Архитектонически-скульптурным ансамблем в том же роде должна была стать и Микеланджелова гробница Юлия. Предполагалось, что это будет не настенное надгробие, но свободно стоящее многоярусное здание, многочленное мраморное сооружение, в котором скульптура и архитектура должны были оказывать приблизительно такое же совместное воздействие, как «Санта Каза» в Лорето. Богатство скульптурного изображения должно было превзойти все существующее: творец сикстинских сводов внес бы в произведение мощное ритмическое биение.
В XV в. для надгробных фигур была обычна поза лежащего навзничь, сон с вытянутыми ногами и просто сложенными друг на друга руками. Сансовино также еще воспроизводит сон, однако традиционная поза лежащего была для него чересчур простой и обыкновенной: у него покойник лежит на боку, ноги перекрещиваются, одна рука подложена под голову, а кисть свободно свисает с подушки. Впоследствии фигура делается все менее умиротворенной, будто спящего донимают дурные сновидения, пока наконец не наступит пробуждение и не станут изображать чтение или молитву. Микеланджело осенила совершенно оригинальная идея. Он собирался исполнить группу, в которой папу укладывали бы два ангела. Папа еще наполовину приподнят (и потому хорошо виден), затем же он будет положен в позе Тела Христова[48]
.Впрочем, рядом с изобилием других замышленных фигур это должно было стать чем-то исключительно второстепенным. Однако, как сказано, имеется лишь три из них — два «Раба» с нижнего уровня строения и «Моисей» — с верхнего (рис. 47, 48).
«Рабы» — фигуры связанные, причем в меньшей степени связанные своими действительными узами, нежели тектонической предопределенностью. Они устанавливались перед столбами: пребывая во власти сил, не дозволяющих им совершать никакого собственного движения, они должны были участвовать в создании единства архитектонической формы. То, что уже было в (незавершенном) «Матфее» — собирание фигуры воедино, словно члены ее не в состоянии покинуть пределы определенного объема, повторяется и здесь, но уже в явном согласии с функцией фигуры. Совершенно бесподобно изображено движение, проскальзывающее по телу вверх; спящий потягивается, в то время как его голова все еще безвольно откинута назад; вверху рука механически почесывает грудь, а бедра трутся друг о друга: это глубокий вздох перед полным переходом от сна к бодрствованию. Неснятый кусок камня так хорошо дополняет впечатление самовысвобождения, что не возникает никакого желания от него избавиться.

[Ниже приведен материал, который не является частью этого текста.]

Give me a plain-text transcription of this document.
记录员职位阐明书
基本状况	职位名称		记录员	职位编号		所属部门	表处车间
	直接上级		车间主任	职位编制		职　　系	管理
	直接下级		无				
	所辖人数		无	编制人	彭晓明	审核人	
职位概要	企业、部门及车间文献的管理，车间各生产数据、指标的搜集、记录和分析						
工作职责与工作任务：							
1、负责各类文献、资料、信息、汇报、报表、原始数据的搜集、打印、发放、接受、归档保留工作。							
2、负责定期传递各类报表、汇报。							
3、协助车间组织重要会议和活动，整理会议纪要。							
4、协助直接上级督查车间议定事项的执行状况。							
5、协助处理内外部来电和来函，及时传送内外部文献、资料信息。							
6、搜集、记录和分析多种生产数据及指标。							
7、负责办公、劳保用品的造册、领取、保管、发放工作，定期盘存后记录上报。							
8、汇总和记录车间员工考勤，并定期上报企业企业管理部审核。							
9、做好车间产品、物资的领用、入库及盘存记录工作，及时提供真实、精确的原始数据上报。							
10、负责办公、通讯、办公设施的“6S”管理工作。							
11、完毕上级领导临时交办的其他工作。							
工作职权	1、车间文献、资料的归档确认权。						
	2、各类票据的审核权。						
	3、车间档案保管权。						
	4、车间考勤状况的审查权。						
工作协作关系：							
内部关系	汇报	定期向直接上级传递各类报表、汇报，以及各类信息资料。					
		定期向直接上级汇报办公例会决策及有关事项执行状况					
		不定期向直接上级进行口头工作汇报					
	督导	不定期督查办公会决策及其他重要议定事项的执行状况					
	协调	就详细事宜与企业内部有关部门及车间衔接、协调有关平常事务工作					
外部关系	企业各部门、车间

Второй «Раб» исполнен не фронтально, и главный вид на него — сбоку.
В «Моисее» Микеланджело также передает скованное движение. Причина скованности кроется в воле самой личности: это последнее мгновение самообладания перед взрывом, т. е. перед тем, как вскочить на ноги. Интересно включить «Моисея» в ряд тех старинных исполинских сидящих фигур, что были исполнены Донателло и его современниками для Флорентийского собора. Тогда Донателло также стремился наполнить характерное изображение сидящего мимолетным жизненным выражением, однако насколько по-иному понимает движение Микеланджело! В глаза бросается связь с фигурами пророков на своде Сикстинской капеллы. Для скульптурного изображения, в отличие от живописного, ему требовался абсолютно компактный объем. Это и определяет его силу. В поисках подобного постижения собранного воедино объема нам придется отступить очень далеко в глубь истории. Скульптура кватроченто, даже там, где она желала быть мощной, выглядит скорее хрупкой. Тем не менее, в творчестве самого Микеланджело «Моисей» сохраняет еще явные следы более ранней эпохи. Обилие складок и глубокие подрезки вряд ли были бы одобрены им впоследствии. Мощная, как и в «Пьета», полировка ориентирована на воздействие бликов.
Несмотря на то что сам Микеланджело установил статую на ее теперешнее место, я сомневаюсь, чтобы отсюда она могла оказывать свое подлинное воздействие. У него-то иного выбора не было. Однако зрителю было бы желательно, чтобы взгляду слева открывалось больше. Заключающий в себе движение мотив отставленной назад ноги должен обнаруживаться во всей отчетливости. Тогда мы убедились бы, что лишь для трехчетвертного взгляда все главные направления проступают с мощной ясностью: угол, образуемый рукой и ногой, и ступенчатый абрис левого бока, над которым господствует резко повернутая в сторону голова с ее вертикалью. В то же время бок, обращенный назад, выполнен вялым, да и хватающаяся за бороду рука создавать сильное впечатление никак не может.